Miré por la ventana.
Todo era gris.
El cielo, las caras, mi futuro.
Pero a esas alturas, cualquier dirección que no fuera atrás me servía.

El avión despegó en medio de la lluvia.
Las luces se apagaban y encendían con los truenos.
Yo apreté los puños sobre las rodillas y pensé que, si sobrevivía, le debía una disculpa al universo.

Treinta minutos después, la voz del piloto sonó otra vez.
Serena, cansada, como quien ya aceptó el caos.

“Damas y caballeros, informamos que el aeropuerto de Palonegro está cerrado por tormenta eléctrica. Descenderemos en San Gil. Es una medida temporal.”

San Gil.
Mi cerebro bogotano tardó tres segundos en ubicarlo.
Montañas, turismo, gente amable, empanadas grandes.
Y —si la memoria no me fallaba— una señal de internet que desaparecía cuando llovía.
Perfecto.

El aterrizaje fue brusco.
No de esos que asustan, sino de los que te sacuden la dignidad.
El aire afuera olía a tierra mojada y hojas.
El tipo de olor que solo aparece cuando el mundo se detiene.

El aeropuerto de San Gil era pequeño, cálido, y tan silencioso que se escuchaban los grillos mezclados con los anuncios.
Una empleada con impermeable azul se subió a una silla y habló por un megáfono con voz amable pero resignada:

—Pasajeros, por la tormenta eléctrica no hay paso terrestre hacia Bucaramanga ni hacia Medellín. La vía está cerrada por derrumbe. La aerolínea les ofrecerá alojamiento temporal mientras mejora el clima.

La gente empezó a murmurar, a quejarse, a hacer llamadas que se cortaban por falta de señal.
Yo solo observé.
Era raro: por primera vez en años, nadie me reconocía.
Nadie me pedía una selfie ni un consejo de vida.
Solo era una mujer más atrapada por el clima, con ojeras y una chaqueta empapada.

Un representante de la aerolínea empezó a llamar nombres.
—Pasajeros del vuelo 453, por favor, acérquense. Les asignaremos hospedaje temporal.

Me acerqué cuando lo escuché repetir mi apellido.
—Ramírez, Amara. Hospedaje rural, en las afueras.

—¿“Rural”? —pregunté, con voz incrédula.

—Sí, señorita. Hay pocos hoteles en el área, pero logramos conseguir casas disponibles tipo Airbnb. Los recogerá una van en veinte minutos.

Airbnb.
La palabra me sonó a aventura forzada.
A esa clase de decisión que uno lamenta en películas de terror.

Pero no tenía opciones.
Y quizás —solo quizás— era exactamente lo que necesitaba:
un lugar donde nadie me buscara, nadie me siguiera, y nadie esperara nada de mí.

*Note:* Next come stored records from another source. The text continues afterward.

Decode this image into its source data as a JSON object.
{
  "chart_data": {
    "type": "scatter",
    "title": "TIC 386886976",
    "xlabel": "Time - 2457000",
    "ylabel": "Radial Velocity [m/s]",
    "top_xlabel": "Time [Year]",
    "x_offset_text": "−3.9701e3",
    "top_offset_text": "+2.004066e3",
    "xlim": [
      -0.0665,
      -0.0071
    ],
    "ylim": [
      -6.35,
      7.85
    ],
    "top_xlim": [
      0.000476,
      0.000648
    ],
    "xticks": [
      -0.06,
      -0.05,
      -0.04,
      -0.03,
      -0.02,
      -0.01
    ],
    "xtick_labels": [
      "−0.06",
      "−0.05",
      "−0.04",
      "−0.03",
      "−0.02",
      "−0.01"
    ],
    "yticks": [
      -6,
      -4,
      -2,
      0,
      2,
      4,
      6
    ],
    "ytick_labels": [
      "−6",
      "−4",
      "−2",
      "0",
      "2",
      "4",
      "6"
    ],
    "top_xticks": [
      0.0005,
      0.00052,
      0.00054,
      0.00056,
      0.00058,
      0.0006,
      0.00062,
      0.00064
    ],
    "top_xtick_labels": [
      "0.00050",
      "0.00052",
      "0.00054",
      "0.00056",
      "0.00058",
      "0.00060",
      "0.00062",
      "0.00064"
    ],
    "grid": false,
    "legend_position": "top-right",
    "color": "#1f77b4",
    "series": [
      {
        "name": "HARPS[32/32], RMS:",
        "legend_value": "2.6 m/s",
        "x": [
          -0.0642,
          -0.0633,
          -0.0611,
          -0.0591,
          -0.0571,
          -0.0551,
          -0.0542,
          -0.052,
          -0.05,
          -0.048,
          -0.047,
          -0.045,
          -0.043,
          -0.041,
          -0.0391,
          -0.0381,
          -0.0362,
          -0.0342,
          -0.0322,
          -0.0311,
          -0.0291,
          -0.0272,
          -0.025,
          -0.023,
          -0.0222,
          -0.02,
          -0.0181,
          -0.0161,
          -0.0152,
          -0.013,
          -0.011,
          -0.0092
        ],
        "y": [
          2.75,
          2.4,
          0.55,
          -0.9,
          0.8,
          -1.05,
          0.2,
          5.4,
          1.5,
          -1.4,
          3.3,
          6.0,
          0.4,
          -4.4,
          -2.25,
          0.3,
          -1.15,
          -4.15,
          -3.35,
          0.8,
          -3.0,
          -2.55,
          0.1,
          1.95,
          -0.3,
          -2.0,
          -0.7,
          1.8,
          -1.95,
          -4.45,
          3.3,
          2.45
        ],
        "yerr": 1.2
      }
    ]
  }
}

Cuando salí del aeropuerto, la lluvia ya caía más suave, como si el cielo se hubiera cansado de hacerme bullying.
El aire era frío, limpio, y olía a algo que no reconocía: tranquilidad.

Me subí a la van junto a cinco desconocidos.
Una pareja de ancianos, una mujer con un bebé dormido, y un tipo que parecía tener una relación seria con su celular, aunque no tuviera señal.
Yo me senté al fondo, contra la ventana, viendo cómo las luces del aeropuerto se perdían detrás de la neblina.

Por primera vez en mucho tiempo, el silencio no me dio miedo.
Solo me pareció… raro.
Demasiado real.

Y mientras el vehículo avanzaba por la carretera mojada, con las gotas golpeando el vidrio como metrónomos del destino, me pregunté si de verdad esto era un castigo o si, sin darme cuenta, el universo me estaba haciendo un favor.

La carretera olía a barro, eucalipto y resignación.
Cada vez que la van tomaba una curva, el limpiaparabrisas gemía contra el vidrio, empujando gotas que parecían negarse a irse.
La tormenta no era violenta, solo constante. Persistente. Como si el cielo quisiera recordarme que el silencio también puede hacer ruido.